Materialmente quero morar no coração de todos sem ser uma mera peça; quero me
vestir de vocês sem me despir do que sou...
Quando
estou escrevendo, paro, penso reflito e às vezes fecho os olhos, puxo a
respiração, encho o peito de ar e procuro sentir a presença de quem já não está
mais por perto. Entes queridos, seres sublimes que já se foram para outra
dimensão. É um método que uso e me faz bem porque sei que recebo a “energia”

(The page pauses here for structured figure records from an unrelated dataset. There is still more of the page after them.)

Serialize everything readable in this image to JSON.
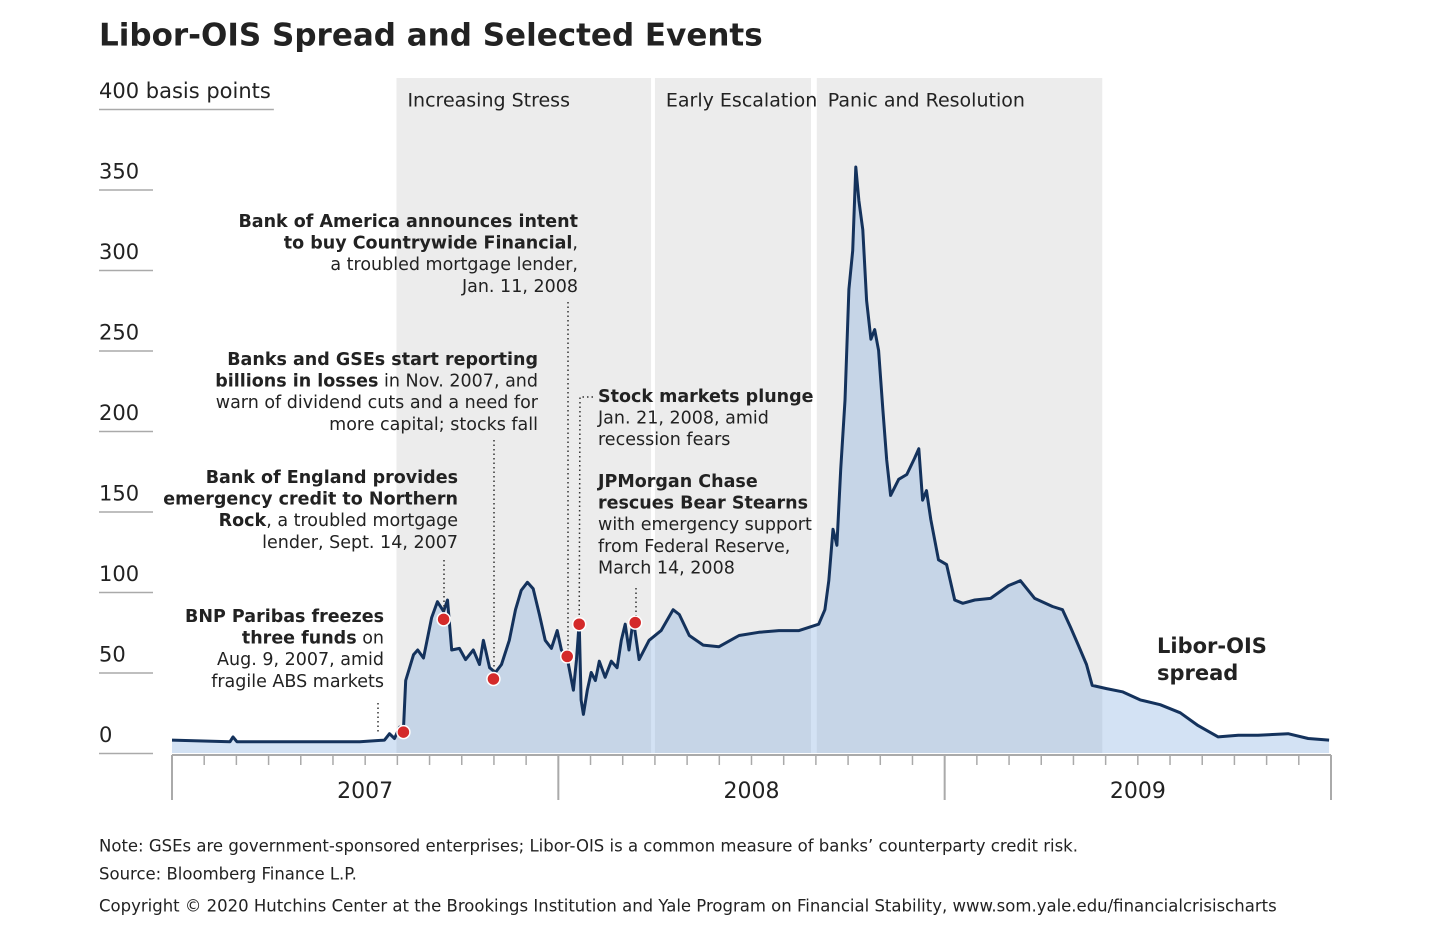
{
  "chart_data": {
    "type": "area",
    "title": "Libor-OIS Spread and Selected  Events",
    "xlim": [
      2007,
      2010
    ],
    "xticks": [
      {
        "value": 2007.5,
        "label": "2007"
      },
      {
        "value": 2008.5,
        "label": "2008"
      },
      {
        "value": 2009.5,
        "label": "2009"
      }
    ],
    "ylim": [
      0,
      400
    ],
    "yticks": [
      0,
      50,
      100,
      150,
      200,
      250,
      300,
      350,
      {
        "value": 400,
        "label": "400 basis points"
      }
    ],
    "regions": [
      {
        "label": "Increasing Stress",
        "start": 2007.581,
        "end": 2008.24
      },
      {
        "label": "Early Escalation",
        "start": 2008.25,
        "end": 2008.654
      },
      {
        "label": "Panic and Resolution",
        "start": 2008.669,
        "end": 2009.408
      }
    ],
    "series": [
      {
        "name": "Libor-OIS spread",
        "color": "#14325c",
        "x": [
          2007.0,
          2007.15,
          2007.158,
          2007.168,
          2007.331,
          2007.486,
          2007.55,
          2007.563,
          2007.576,
          2007.589,
          2007.599,
          2007.605,
          2007.625,
          2007.636,
          2007.651,
          2007.672,
          2007.687,
          2007.703,
          2007.713,
          2007.724,
          2007.744,
          2007.76,
          2007.78,
          2007.796,
          2007.806,
          2007.822,
          2007.837,
          2007.853,
          2007.873,
          2007.889,
          2007.904,
          2007.92,
          2007.935,
          2007.951,
          2007.966,
          2007.982,
          2007.997,
          2008.008,
          2008.023,
          2008.039,
          2008.047,
          2008.054,
          2008.059,
          2008.065,
          2008.075,
          2008.085,
          2008.096,
          2008.106,
          2008.121,
          2008.137,
          2008.152,
          2008.163,
          2008.173,
          2008.183,
          2008.194,
          2008.209,
          2008.235,
          2008.266,
          2008.297,
          2008.313,
          2008.339,
          2008.375,
          2008.416,
          2008.468,
          2008.519,
          2008.571,
          2008.623,
          2008.674,
          2008.69,
          2008.7,
          2008.711,
          2008.721,
          2008.731,
          2008.742,
          2008.752,
          2008.762,
          2008.77,
          2008.778,
          2008.788,
          2008.798,
          2008.809,
          2008.819,
          2008.829,
          2008.84,
          2008.85,
          2008.86,
          2008.881,
          2008.902,
          2008.922,
          2008.933,
          2008.943,
          2008.953,
          2008.964,
          2008.984,
          2009.005,
          2009.026,
          2009.047,
          2009.078,
          2009.119,
          2009.165,
          2009.196,
          2009.233,
          2009.279,
          2009.305,
          2009.326,
          2009.346,
          2009.367,
          2009.382,
          2009.419,
          2009.46,
          2009.506,
          2009.558,
          2009.61,
          2009.656,
          2009.708,
          2009.76,
          2009.811,
          2009.889,
          2009.941,
          2009.995
        ],
        "values": [
          8,
          7,
          10,
          7,
          7,
          7,
          8,
          12,
          9,
          16,
          14,
          45,
          61,
          64,
          59,
          84,
          94,
          88,
          95,
          64,
          65,
          58,
          64,
          55,
          70,
          53,
          50,
          55,
          70,
          89,
          101,
          106,
          102,
          86,
          70,
          65,
          76,
          64,
          59,
          39,
          58,
          81,
          33,
          24,
          39,
          50,
          45,
          57,
          47,
          57,
          53,
          70,
          80,
          64,
          83,
          58,
          70,
          76,
          89,
          86,
          73,
          67,
          66,
          73,
          75,
          76,
          76,
          80,
          89,
          107,
          139,
          129,
          176,
          219,
          288,
          312,
          364,
          343,
          325,
          281,
          257,
          263,
          250,
          213,
          182,
          160,
          170,
          173,
          183,
          189,
          157,
          163,
          145,
          120,
          117,
          95,
          93,
          95,
          96,
          104,
          107,
          96,
          91,
          89,
          78,
          67,
          55,
          42,
          40,
          38,
          33,
          30,
          25,
          17,
          10,
          11,
          11,
          12,
          9,
          8
        ]
      }
    ],
    "events": [
      {
        "x": 2007.599,
        "value": 13,
        "lines": [
          [
            {
              "text": "BNP Paribas freezes",
              "bold": true
            }
          ],
          [
            {
              "text": "three funds",
              "bold": true
            },
            {
              "text": " on",
              "bold": false
            }
          ],
          [
            {
              "text": "Aug. 9, 2007, amid",
              "bold": false
            }
          ],
          [
            {
              "text": "fragile ABS markets",
              "bold": false
            }
          ]
        ]
      },
      {
        "x": 2007.703,
        "value": 83,
        "lines": [
          [
            {
              "text": "Bank of England provides",
              "bold": true
            }
          ],
          [
            {
              "text": "emergency credit to Northern",
              "bold": true
            }
          ],
          [
            {
              "text": "Rock",
              "bold": true
            },
            {
              "text": ", a troubled mortgage",
              "bold": false
            }
          ],
          [
            {
              "text": "lender, Sept. 14, 2007",
              "bold": false
            }
          ]
        ]
      },
      {
        "x": 2007.832,
        "value": 46,
        "lines": [
          [
            {
              "text": "Banks and GSEs start reporting",
              "bold": true
            }
          ],
          [
            {
              "text": "billions in losses",
              "bold": true
            },
            {
              "text": " in Nov. 2007, and",
              "bold": false
            }
          ],
          [
            {
              "text": "warn of dividend cuts and a need for",
              "bold": false
            }
          ],
          [
            {
              "text": "more capital; stocks fall",
              "bold": false
            }
          ]
        ]
      },
      {
        "x": 2008.023,
        "value": 60,
        "lines": [
          [
            {
              "text": "Bank of America announces intent",
              "bold": true
            }
          ],
          [
            {
              "text": "to buy Countrywide Financial",
              "bold": true
            },
            {
              "text": ",",
              "bold": false
            }
          ],
          [
            {
              "text": "a troubled mortgage lender,",
              "bold": false
            }
          ],
          [
            {
              "text": "Jan. 11, 2008",
              "bold": false
            }
          ]
        ]
      },
      {
        "x": 2008.054,
        "value": 80,
        "lines": [
          [
            {
              "text": "Stock markets plunge",
              "bold": true
            }
          ],
          [
            {
              "text": "Jan. 21, 2008, amid",
              "bold": false
            }
          ],
          [
            {
              "text": "recession fears",
              "bold": false
            }
          ]
        ]
      },
      {
        "x": 2008.199,
        "value": 81,
        "lines": [
          [
            {
              "text": "JPMorgan Chase",
              "bold": true
            }
          ],
          [
            {
              "text": "rescues Bear Stearns",
              "bold": true
            }
          ],
          [
            {
              "text": "with emergency support",
              "bold": false
            }
          ],
          [
            {
              "text": "from Federal Reserve,",
              "bold": false
            }
          ],
          [
            {
              "text": "March 14, 2008",
              "bold": false
            }
          ]
        ]
      }
    ],
    "note": "Note: GSEs are government-sponsored enterprises; Libor-OIS is a common measure of banks’ counterparty credit risk.",
    "source": "Source: Bloomberg Finance L.P.",
    "copyright": "Copyright © 2020 Hutchins Center at the Brookings Institution and Yale Program on Financial Stability, www.som.yale.edu/financialcrisischarts"
  }
}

deles e as uso sempre quando o amor se transforma em saudade.
Os
grandes amores existem e sempre existirão. As grandes paixões existem e sempre
existirão. Eles simplesmente existem. E quem disser o contrário, mente. Eu
desejo que todos os seres humanos possam sentir o que eu um dia já senti.

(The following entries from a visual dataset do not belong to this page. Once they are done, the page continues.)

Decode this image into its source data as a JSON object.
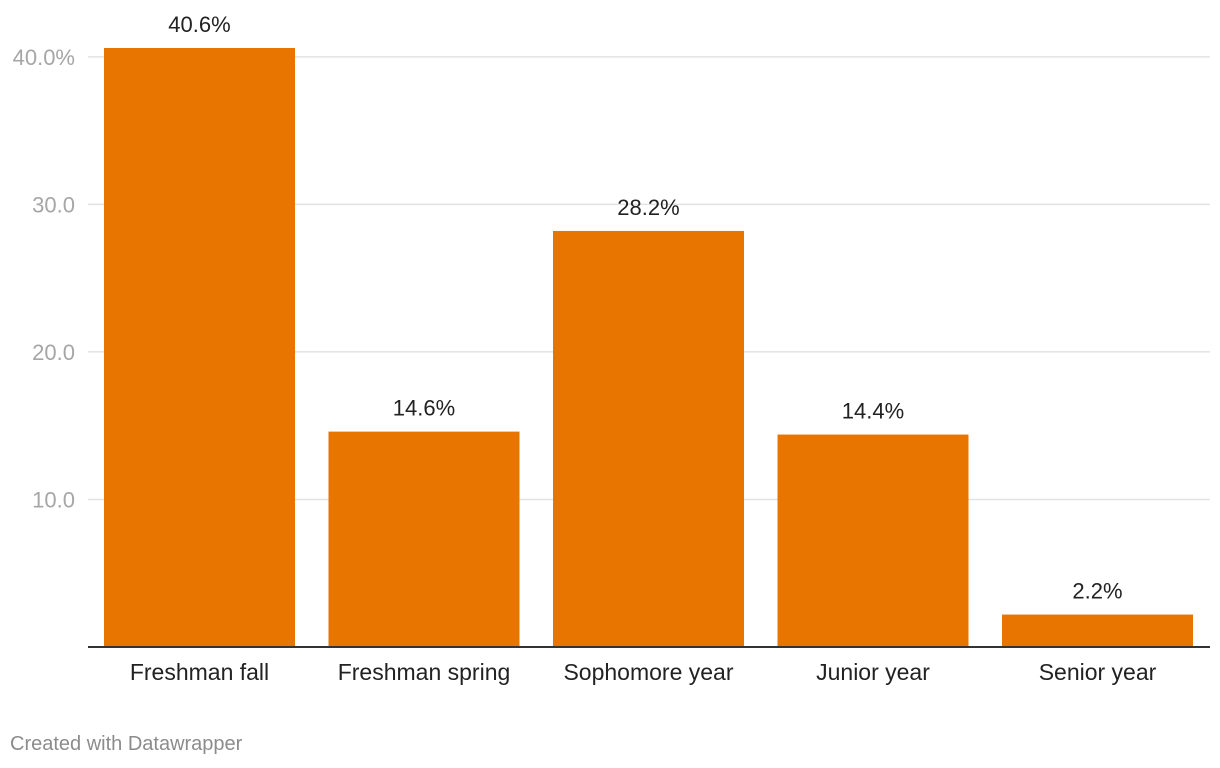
{
  "chart_data": {
    "type": "bar",
    "categories": [
      "Freshman fall",
      "Freshman spring",
      "Sophomore year",
      "Junior year",
      "Senior year"
    ],
    "values": [
      40.6,
      14.6,
      28.2,
      14.4,
      2.2
    ],
    "data_labels": [
      "40.6%",
      "14.6%",
      "28.2%",
      "14.4%",
      "2.2%"
    ],
    "y_ticks": [
      {
        "value": 10,
        "label": "10.0"
      },
      {
        "value": 20,
        "label": "20.0"
      },
      {
        "value": 30,
        "label": "30.0"
      },
      {
        "value": 40,
        "label": "40.0%"
      }
    ],
    "ylim": [
      0,
      40.6
    ],
    "grid": true,
    "bar_color": "#e87500",
    "title": "",
    "xlabel": "",
    "ylabel": ""
  },
  "footer": {
    "credit": "Created with Datawrapper"
  }
}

Tempos idos foram minutos de entorpecimento juvenil, de uma inundação de
sentimentos que enlouquecem, de uma loucura toda que envolve a gente, trazendo
certo medo, uma confusão misteriosa que a gente viveu quando adolescente. Uma
paixão avassaladora que me fazia sentir vivo. Vivo e amando. Se amado não tinha
certeza. Mas, agora, dedilhando o teclado do computador vou amontoando letras
no monitor e querendo ser caçador de mim mesmo vou me embrenhando pela selva
que me envolve e que cresceu tanto que não mais consigo regar, apenas deixa-me
levar... As minhas mãos calejadas pelas labutas cotidianas e pele corroída
pelas intempéries do tempo, não encontram mais as dela.

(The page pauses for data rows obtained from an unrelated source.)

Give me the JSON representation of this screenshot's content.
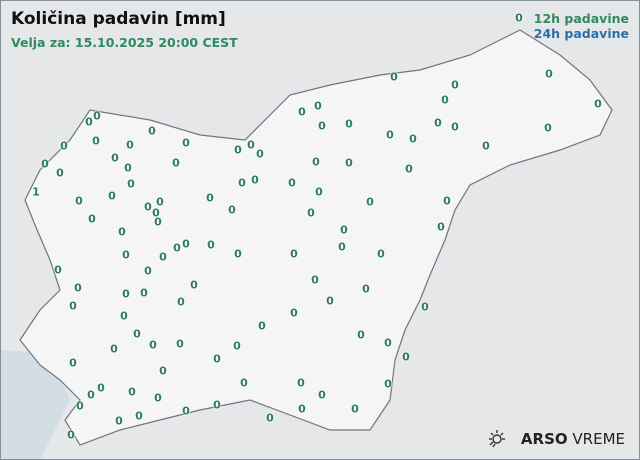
{
  "header": {
    "title": "Količina padavin [mm]",
    "valid_for": "Velja za: 15.10.2025 20:00 CEST"
  },
  "legend": {
    "label_12h": "12h padavine",
    "label_24h": "24h padavine",
    "color_12h": "#2e8a5f",
    "color_24h": "#2a6fa8"
  },
  "logo": {
    "brand": "ARSO",
    "product": "VREME",
    "icon": "sun-icon"
  },
  "stations_12h_values": [
    "0",
    "0",
    "0",
    "0",
    "0",
    "0",
    "0",
    "0",
    "0",
    "0",
    "0",
    "0",
    "0",
    "0",
    "0",
    "0",
    "0",
    "0",
    "0",
    "0",
    "0",
    "0",
    "0",
    "0",
    "0",
    "0",
    "0",
    "0",
    "0",
    "0",
    "0",
    "0",
    "0",
    "0",
    "0",
    "0",
    "0",
    "0",
    "1",
    "0",
    "0",
    "0",
    "0",
    "0",
    "0",
    "0",
    "0",
    "0",
    "0",
    "0",
    "0",
    "0",
    "0",
    "0",
    "0",
    "0",
    "0",
    "0",
    "0",
    "0",
    "0",
    "0",
    "0",
    "0",
    "0",
    "0",
    "0",
    "0",
    "0",
    "0",
    "0",
    "0",
    "0",
    "0",
    "0",
    "0",
    "0",
    "0",
    "0",
    "0",
    "0",
    "0",
    "0",
    "0",
    "0",
    "0",
    "0",
    "0",
    "0",
    "0",
    "0",
    "0",
    "0",
    "0",
    "0",
    "0",
    "0",
    "0",
    "0",
    "0",
    "0",
    "0",
    "0",
    "0",
    "0",
    "0",
    "0",
    "0",
    "0",
    "0",
    "0"
  ]
}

Vazio, não sinto mais, pois a borracha do tempo se
encarregou de apagar. Nem existe a sensação de derrota e hoje tenho mais para
quem escrever as minhas defeituosas crônicas, a quem dedicar meus pensamentos,
a quem vai me acalmar quando a tristeza aparecer sem avisar. Eu não me sinto
sozinho. Por vezes nem me sinto, fico anestesiado, como estivesse viajando em
busca do impossível. O escritor vive em busca de si mesmo, mas é pertinente às
suas ideias e maluquices. Ilustra os textos com coisas reais e surreais, cria
sabores, faz até exalar aromas que extrai do improvável e transmiti imagens ao
associar as palavras e nesse afã, procura ser original, contorna algumas regras
impostas, como se elas fossem corredores imaginários, mas, notadamente, sem as
desrespeitar, mas nunca deixando de ir mais longe, mesmo sem usar as asas da
imaginação, alcançar o improvável. E quando as usas tem o poder de descrever o
mundo de uma forma sutil e consegue transformar o ordinário em extraordinário,
e nesse ínterim, sem necessidade de se afirmar como intelectual gera empatia e
faz com que todos vejam mundo de dentro para fora e depois de fora para dentro,
transformando-se todos em caçadores de si mesmos. Quando se escreve uma frase
bonita que toca a alma e o coração da gente, como fez Milton Nascimento em sua
canção “Eu, caçador de mim” que dizia:
“Por tanto amor, por tanta emoção, a vida me fez assim, doce ou atroz,
manso ou feroz...” e ao ouvir,
não há olhos que não se vertem em lágrimas e nem coração que deixe de bater
descompassado. Aí pergunto: Será que estamos vivos? Ainda que maldissessem a
sina e mazelas, jamais o escritor afogará suas crônicas na cachaça libertadora,
assim como não haverá outro perfume no seu corpo a não ser o cheiro do suor
produzido pelo espaço quente que o envolve. Viver é amar, um dia me explicaram
direitinho. Tempos idos, era apenas um sonhador inocente e acreditava. Só
inocentes e tolos crédulos aprendem isso, eu tive o azar de ser um deles. Hoje,
nem ouso reclamar, apenas agradecer a Deus pelo que sou.